Продолжать разговор не имело ни малейшего смысла, но прервать его я не мог. Инициатива как была, так и осталась за ней — за «Миледи». Она сидела, уставившись в окно: падал редкий снег, опускались сумерки. Лариса Васильевна нажала кнопку настольной лампы — та не зажглась. Какой невидимый режиссер придумал такую находку? И она поняла эту символику: безуспешная попытка зажечь лампу вызвала у нее короткий смешок.
Мне стало жаль ее, я устыдился своих подозрений, захотелось подойти, погладить, обнять, сказать что-то нежное, человечное. Я уже представил себе, что ей это будет приятно, что она уткнется лицом в мое плечо, расплачется, сбросит маску, хоть на миг станет самою собой. Но какая-то сила заставила подавить в себе это желание.
Не найдя других слов, бессмысленно повторил:
— Я не понимаю вас, Лариса Васильевна…
— Оставьте, мы не на службе, — круто сменив регистр, сказала она. — Какая Лариса Васильевна?! Меня зовут Лара. Как всех нормальных людей. Я нормальный человек, и вы это хорошо понимаете. Вы все понимаете. Но видите перед собой не человека, не женщину, а должность. И она повергает вас в страх. — Вдруг ее осенило. — Вас что, исключали из партии?
— Я беспартийный…
— Ах, вы еще и беспартийный! тогда чего испугались? Вас даже нельзя исключить… Вот вы — умный человек (только что я был дураком), начитались замечательных книг, ну, и что вы из них извлекли? Они же учат разбираться в людях — почему вас не научили? — Махнула рукой. — Вы просто такой же, как все. А мне показалось, что не такой же… И поэтому так глупо открылась. Потом буду себя казнить. Что делать — факт свершился… — Посмотрела на часы. — Пора. Надо ехать.
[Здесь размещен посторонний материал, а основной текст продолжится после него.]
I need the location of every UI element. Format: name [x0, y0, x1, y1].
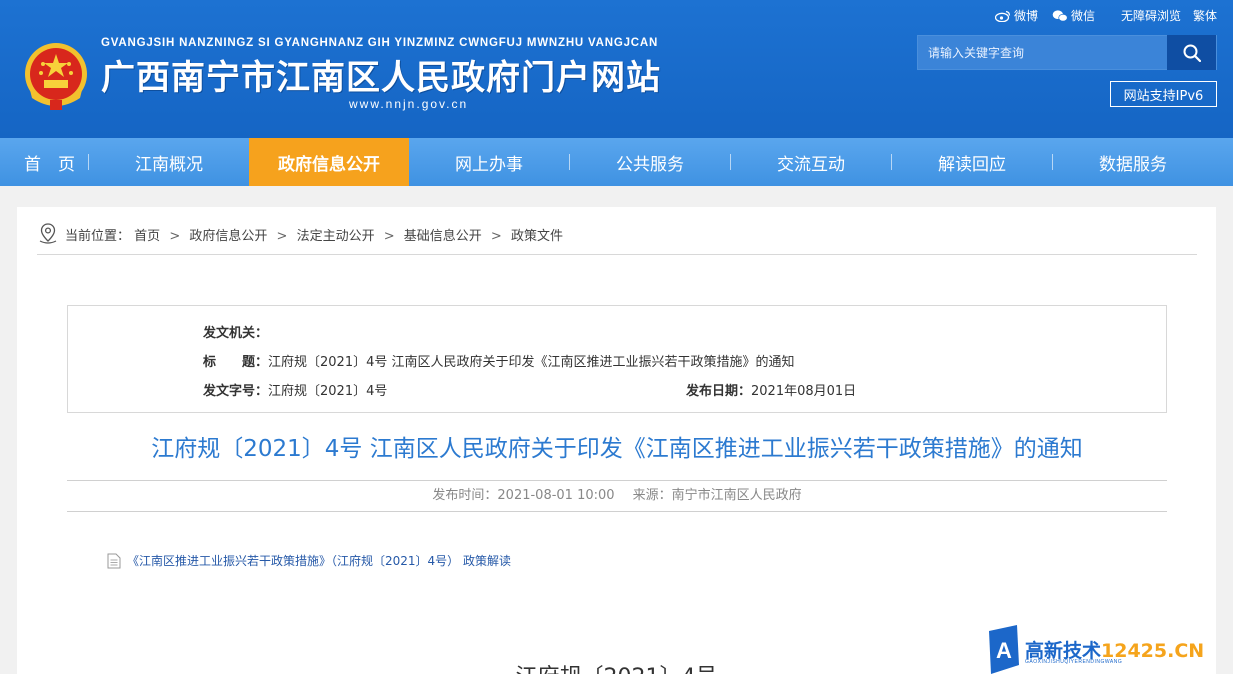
main-nav: 首 页 江南概况 政府信息公开 网上办事 公共服务 交流互动 解读回应 数据服务 [0, 138, 1233, 186]
meta-issuer-row: 发文机关： [203, 322, 268, 341]
nav-public-services[interactable]: 公共服务 [570, 138, 730, 186]
search-icon [1183, 44, 1201, 62]
meta-title-row: 标 题：江府规〔2021〕4号 江南区人民政府关于印发《江南区推进工业振兴若干政… [203, 351, 795, 370]
breadcrumb-prefix: 当前位置： [65, 229, 131, 244]
search-input[interactable] [918, 36, 1169, 69]
policy-interpretation-link[interactable]: 《江南区推进工业振兴若干政策措施》（江府规〔2021〕4号） 政策解读 [127, 552, 511, 569]
search-box [917, 35, 1217, 70]
watermark-logo-icon: A [989, 625, 1019, 674]
site-title[interactable]: 广西南宁市江南区人民政府门户网站 [101, 50, 661, 99]
breadcrumb-basic-info[interactable]: 基础信息公开 [404, 229, 482, 244]
breadcrumb-gov-info[interactable]: 政府信息公开 [189, 229, 267, 244]
breadcrumb-separator: > [276, 229, 288, 244]
weibo-label: 微博 [1013, 9, 1038, 23]
document-icon [107, 553, 121, 568]
ipv6-badge: 网站支持IPv6 [1110, 81, 1217, 107]
attachment-row: 《江南区推进工业振兴若干政策措施》（江府规〔2021〕4号） 政策解读 [107, 552, 511, 569]
nav-interaction[interactable]: 交流互动 [731, 138, 891, 186]
breadcrumb-policy-docs[interactable]: 政策文件 [511, 229, 563, 244]
meta-title-value: 江府规〔2021〕4号 江南区人民政府关于印发《江南区推进工业振兴若干政策措施》… [268, 355, 795, 370]
top-links: 微博 微信 无障碍浏览 繁体 [994, 7, 1217, 24]
breadcrumb-separator: > [383, 229, 395, 244]
meta-docno-label: 发文字号： [203, 384, 269, 399]
nav-overview[interactable]: 江南概况 [89, 138, 249, 186]
document-meta-box: 发文机关： 标 题：江府规〔2021〕4号 江南区人民政府关于印发《江南区推进工… [67, 305, 1167, 413]
breadcrumb-separator: > [490, 229, 502, 244]
meta-docno-value: 江府规〔2021〕4号 [268, 384, 388, 399]
nav-home[interactable]: 首 页 [0, 138, 88, 186]
nav-online-services[interactable]: 网上办事 [409, 138, 569, 186]
meta-date-value: 2021年08月01日 [751, 384, 857, 399]
meta-title-label: 标 题： [203, 355, 269, 370]
meta-date-row: 发布日期：2021年08月01日 [686, 380, 856, 399]
breadcrumb-separator: > [169, 229, 181, 244]
meta-issuer-label: 发文机关： [203, 326, 269, 341]
breadcrumb-trail: 当前位置： 首页 > 政府信息公开 > 法定主动公开 > 基础信息公开 > 政策… [65, 222, 563, 244]
watermark-subtext: GAOXINJISHUQIYERENDINGWANG [1025, 659, 1123, 665]
publish-time-label: 发布时间： [432, 488, 498, 503]
breadcrumb-home[interactable]: 首页 [134, 229, 160, 244]
meta-date-label: 发布日期： [686, 384, 752, 399]
weibo-icon [994, 10, 1011, 22]
content-panel: 当前位置： 首页 > 政府信息公开 > 法定主动公开 > 基础信息公开 > 政策… [17, 207, 1216, 674]
site-pinyin-title: GVANGJSIH NANZNINGZ SI GYANGHNANZ GIH YI… [101, 37, 659, 49]
source-value: 南宁市江南区人民政府 [671, 488, 802, 503]
svg-text:A: A [996, 638, 1012, 663]
watermark: A 高新技术12425.CN GAOXINJISHUQIYERENDINGWAN… [985, 625, 1233, 674]
publish-info: 发布时间：2021-08-01 10:00 来源：南宁市江南区人民政府 [67, 480, 1167, 512]
location-pin-icon [39, 223, 57, 244]
site-header: GVANGJSIH NANZNINGZ SI GYANGHNANZ GIH YI… [0, 0, 1233, 138]
meta-docno-row: 发文字号：江府规〔2021〕4号 [203, 380, 387, 399]
nav-interpretation[interactable]: 解读回应 [892, 138, 1052, 186]
accessible-browse-link[interactable]: 无障碍浏览 [1121, 7, 1181, 24]
wechat-link[interactable]: 微信 [1052, 7, 1095, 24]
breadcrumb: 当前位置： 首页 > 政府信息公开 > 法定主动公开 > 基础信息公开 > 政策… [37, 222, 1197, 255]
nav-data-services[interactable]: 数据服务 [1053, 138, 1213, 186]
publish-time-value: 2021-08-01 10:00 [497, 488, 615, 503]
document-title: 江府规〔2021〕4号 江南区人民政府关于印发《江南区推进工业振兴若干政策措施》… [151, 436, 1083, 462]
search-button[interactable] [1167, 35, 1216, 70]
traditional-chinese-link[interactable]: 繁体 [1193, 7, 1217, 24]
source-label: 来源： [632, 488, 672, 503]
national-emblem-icon [25, 43, 87, 110]
nav-gov-info-disclosure[interactable]: 政府信息公开 [249, 138, 409, 186]
wechat-icon [1052, 9, 1068, 21]
breadcrumb-statutory[interactable]: 法定主动公开 [297, 229, 375, 244]
site-domain: www.nnjn.gov.cn [349, 97, 469, 111]
wechat-label: 微信 [1070, 9, 1095, 23]
weibo-link[interactable]: 微博 [994, 7, 1038, 24]
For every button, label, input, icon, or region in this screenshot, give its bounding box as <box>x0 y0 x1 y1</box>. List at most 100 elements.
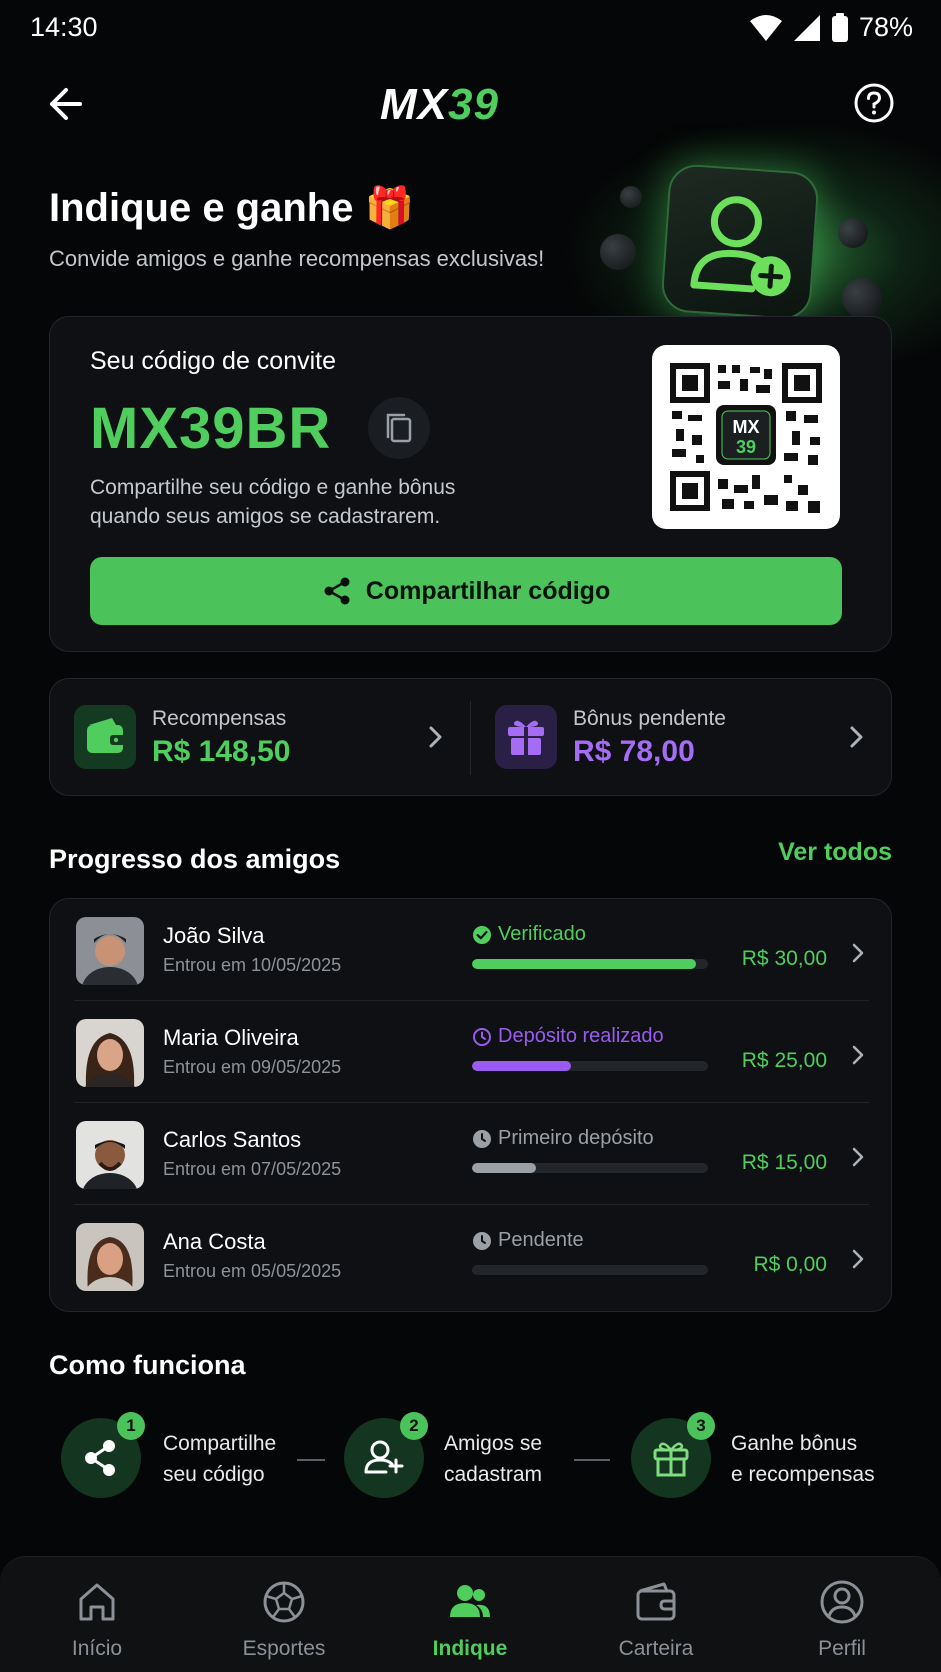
decor-orb <box>620 186 642 208</box>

Она встала, выпрямилась, расправила спину, сразу войдя в прежний свой образ. Отчужденно оглядела меня, снова возвела между нами непреодолимый барьер. Сказала — уже не мне, а себе:
— Мне тоже хочется быть женщиной, но права на это я не имею. Виноватых нет — никто не неволил.
И вышла.
Самолет в Москву улетал в восемь утра, поэтому второй секретарь принял нас поздно вечером. За столом собрались еще человек пять.
Лара снова стала Ларисой Васильевной — застегнутой на все пуговицы, с плотно сомкнутыми губами и надменным прищуром серых глаз. Выслушав мой короткий отчет («Считаю, на следствие и на суд было оказано давление»), холодно прокомментировала:
— У меня сложилось совсем другое мнение. Товарищ корреспондент проявил необъективность. И не партийный подход. Это, впрочем, не удивительно: оказалось, он беспартийный.
Второй сделал вид, что пропустил ее комментарий мимо ушей.
— На прессу мы не давим. Можете писать и печатать все, что сочтете нужным. А свое мнение мы изложим. Где следует… Проводите товарища, — приказал Ларисе Васильевне и кивком головы дал мне понять, что беседа окончена.
Обком уже опустел, на плотно закрытых дверях болтались дощечки с сургучными печатями, ковровые дорожки в безлюдных коридорах заглушали звуки наших шагов. Все люстры горели — от этого почему-то я еще острее почувствовал свою беззащитность. И — чужеродность. Какая нелегкая занесла меня в эти стены?!